吉か凶か
短編シリーズ 第7弾
「そこのおねえさん、占いは信じますか?」
「はい? あ、ええ、まぁ」
ワタクシの名前は角谷 咲。こんな道端でちょっとした占いをしている、変な女です。
「ワタクシ、ここで占いをやっていまして。よく当たると評判なんですよ。どうです? お金は一切受け取っておりません。1度試してみてはいかがでしょう」
そう。お金は取っていない。ワタクシの趣味でやっているだけですから。
「あ、はい……じゃあ、やってみます」
「それでは、始めます。ここに、2枚のカードがあります。1枚には『吉』、もう1枚には、『凶』と書かれています。1枚引いてもいただき、出た方が、本日の運勢となります」
ワタクシが話しかけた女性は、いかにも胡散臭いと思っているような顔をした。それはそうです。胡散臭いんです。ワタクシ。

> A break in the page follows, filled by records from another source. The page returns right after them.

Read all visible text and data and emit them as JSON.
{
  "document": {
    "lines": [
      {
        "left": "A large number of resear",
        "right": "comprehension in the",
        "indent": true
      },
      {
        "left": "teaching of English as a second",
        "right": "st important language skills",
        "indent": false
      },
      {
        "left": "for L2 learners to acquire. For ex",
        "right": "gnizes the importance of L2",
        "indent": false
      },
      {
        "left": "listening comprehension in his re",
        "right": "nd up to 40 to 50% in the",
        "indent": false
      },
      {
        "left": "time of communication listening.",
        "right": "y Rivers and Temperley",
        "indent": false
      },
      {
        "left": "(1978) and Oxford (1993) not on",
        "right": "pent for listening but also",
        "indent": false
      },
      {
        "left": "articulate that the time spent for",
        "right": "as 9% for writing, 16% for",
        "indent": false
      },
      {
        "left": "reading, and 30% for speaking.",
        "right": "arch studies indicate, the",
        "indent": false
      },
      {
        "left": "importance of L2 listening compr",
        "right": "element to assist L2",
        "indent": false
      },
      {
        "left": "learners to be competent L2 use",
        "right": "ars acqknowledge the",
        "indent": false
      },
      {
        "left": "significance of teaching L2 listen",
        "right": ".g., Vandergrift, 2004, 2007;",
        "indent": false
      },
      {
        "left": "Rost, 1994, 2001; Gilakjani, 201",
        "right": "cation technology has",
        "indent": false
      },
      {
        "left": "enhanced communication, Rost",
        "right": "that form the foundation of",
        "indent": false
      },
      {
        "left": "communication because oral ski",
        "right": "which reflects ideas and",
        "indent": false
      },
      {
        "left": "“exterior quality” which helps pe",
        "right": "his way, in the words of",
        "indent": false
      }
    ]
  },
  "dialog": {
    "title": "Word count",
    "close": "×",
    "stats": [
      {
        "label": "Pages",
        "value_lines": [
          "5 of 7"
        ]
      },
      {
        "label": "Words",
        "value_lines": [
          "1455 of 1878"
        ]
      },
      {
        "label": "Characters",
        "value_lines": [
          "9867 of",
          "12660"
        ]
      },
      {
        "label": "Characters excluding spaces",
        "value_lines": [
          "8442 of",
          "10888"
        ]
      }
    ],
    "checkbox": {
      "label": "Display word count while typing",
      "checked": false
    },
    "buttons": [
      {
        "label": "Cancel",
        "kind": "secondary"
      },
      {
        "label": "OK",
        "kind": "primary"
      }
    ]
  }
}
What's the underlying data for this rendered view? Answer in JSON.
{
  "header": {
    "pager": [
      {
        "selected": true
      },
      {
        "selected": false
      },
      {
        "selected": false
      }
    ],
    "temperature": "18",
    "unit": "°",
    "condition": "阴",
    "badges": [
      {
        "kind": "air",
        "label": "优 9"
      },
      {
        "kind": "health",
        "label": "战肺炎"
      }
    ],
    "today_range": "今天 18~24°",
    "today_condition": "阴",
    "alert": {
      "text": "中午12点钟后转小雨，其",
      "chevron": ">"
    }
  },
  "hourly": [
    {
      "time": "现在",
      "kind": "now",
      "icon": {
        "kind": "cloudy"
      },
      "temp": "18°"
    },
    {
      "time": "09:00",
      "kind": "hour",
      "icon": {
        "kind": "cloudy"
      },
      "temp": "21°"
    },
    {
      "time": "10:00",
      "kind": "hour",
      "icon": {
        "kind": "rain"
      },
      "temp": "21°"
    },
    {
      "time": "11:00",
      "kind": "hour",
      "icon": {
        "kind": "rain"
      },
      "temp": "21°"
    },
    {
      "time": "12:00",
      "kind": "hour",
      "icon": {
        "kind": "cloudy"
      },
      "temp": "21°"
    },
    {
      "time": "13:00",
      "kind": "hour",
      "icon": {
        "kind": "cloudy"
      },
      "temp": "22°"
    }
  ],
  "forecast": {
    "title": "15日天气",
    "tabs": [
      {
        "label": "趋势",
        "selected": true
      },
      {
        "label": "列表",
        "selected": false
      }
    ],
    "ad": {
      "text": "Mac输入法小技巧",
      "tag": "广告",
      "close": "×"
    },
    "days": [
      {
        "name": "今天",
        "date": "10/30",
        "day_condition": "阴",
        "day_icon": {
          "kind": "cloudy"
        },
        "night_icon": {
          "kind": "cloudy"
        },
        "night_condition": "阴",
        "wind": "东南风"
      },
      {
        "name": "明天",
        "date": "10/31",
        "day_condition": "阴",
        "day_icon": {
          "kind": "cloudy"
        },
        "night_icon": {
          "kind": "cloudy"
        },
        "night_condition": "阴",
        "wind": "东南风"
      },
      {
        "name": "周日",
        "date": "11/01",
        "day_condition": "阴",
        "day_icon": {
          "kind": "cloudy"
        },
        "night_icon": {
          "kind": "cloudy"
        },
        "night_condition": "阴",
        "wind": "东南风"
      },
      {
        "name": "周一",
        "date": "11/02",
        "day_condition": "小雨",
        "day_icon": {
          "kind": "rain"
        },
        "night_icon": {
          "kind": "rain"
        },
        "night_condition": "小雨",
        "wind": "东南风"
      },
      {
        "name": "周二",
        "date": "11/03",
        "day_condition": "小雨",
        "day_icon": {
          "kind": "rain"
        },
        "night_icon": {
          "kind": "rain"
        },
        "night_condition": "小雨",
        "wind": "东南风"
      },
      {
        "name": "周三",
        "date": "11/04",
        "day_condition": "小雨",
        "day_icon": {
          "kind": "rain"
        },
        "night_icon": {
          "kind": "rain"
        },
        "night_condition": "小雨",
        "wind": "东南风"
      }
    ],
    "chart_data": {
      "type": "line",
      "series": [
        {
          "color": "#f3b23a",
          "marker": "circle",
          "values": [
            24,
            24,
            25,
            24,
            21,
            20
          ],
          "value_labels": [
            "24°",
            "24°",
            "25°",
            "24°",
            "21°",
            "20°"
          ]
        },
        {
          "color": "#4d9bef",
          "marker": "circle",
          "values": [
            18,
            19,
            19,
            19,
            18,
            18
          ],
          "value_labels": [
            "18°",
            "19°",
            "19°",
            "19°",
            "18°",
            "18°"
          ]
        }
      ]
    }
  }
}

「そんな、簡単なことなんですか? もっとこう、水晶とか」
「あーあー、そういうのは一切ございません。なにせ、無料でやっているものですからコストが……いや、コホンコホン。なんでもありません。ワタクシの売りは、無料であることと、手軽であることですから」
「そうですか……じゃあ、引きます」
女性はカードを1枚、本日の運勢を占うカードを1枚、引きました。
「……吉、でした」
「そうですか。それはおめでとうございます。きっと、良いことがあるのでしょう」
「ありがとうございました」
女性は素っ気なく、ワタクシの前から去っていきました。それはそうです。こんな小さな占いで、今日の運勢が変わるなんて誰も思わないでしょう。
しかし、運勢は変わるんです。
「そこの坊や、占いは信じますか?」
「ウラナイ? 何それ何それー!」
「では、これを、どちらか1枚、取ってみてください」
「……うーん、おねちゃま、これ、なんて読むのー?」
「おね、おねちゃま!? そう言われたのはワタクシ、はじめてです。そうそう、これは、吉、きちと読むんですよ。この文字は、今日、坊やに良いことがあるという印です」
「えー! 良いことー!? ありがと! おねちゃま!!」
……そう、運勢は変わるんです。
なぜなら、
「ねぇねぇおねちゃま! もう1個のほうには、なんて書いてあるのー?」
ニコリと、ワタクシは満面の笑みを浮かべて、この坊やに、もう1枚のカードを見せた。
「なんだー。どっちも同じじゃん」
そう。ワタクシは占い師。ただし、『吉専用』の、ね。
しばらくして、あの女性がワタクシのもとにやってきました。
「いかがされましたか」
「あ、あの、先日占いをしてもらった者なんですけど……その、占いをした日に、私、好きな彼にアタックしてみたんです。そしたら、OKもらえちゃって……その、占いのおかげだと思って……お礼をいいにきました」
「そうですか。それはおめでとうございます。良いことがありましたね。わざわざ礼を言いにいらしたのですか。律儀な、優しい方ですね、あなたは」
「私、最近全然、良いこと無かったんです。でも、あなたの占いをしてみて、なんとなく良いことが本当に起こる気がしたんです。本当に当たるんですね。ありがとうございました!」
人の気持ち次第で運勢は変わる。
吉も凶も関係ないのです。
「おねちゃまー!! さっきね、さっきね!! お母ちゃまがアイス買ってくれたんだよー! 良いことあったー!!」
「良かったですね。坊や」
ワタクシは占い師。人々に良いことが起こるよう導く、変な女です。
今日はちょっと、いい気分です。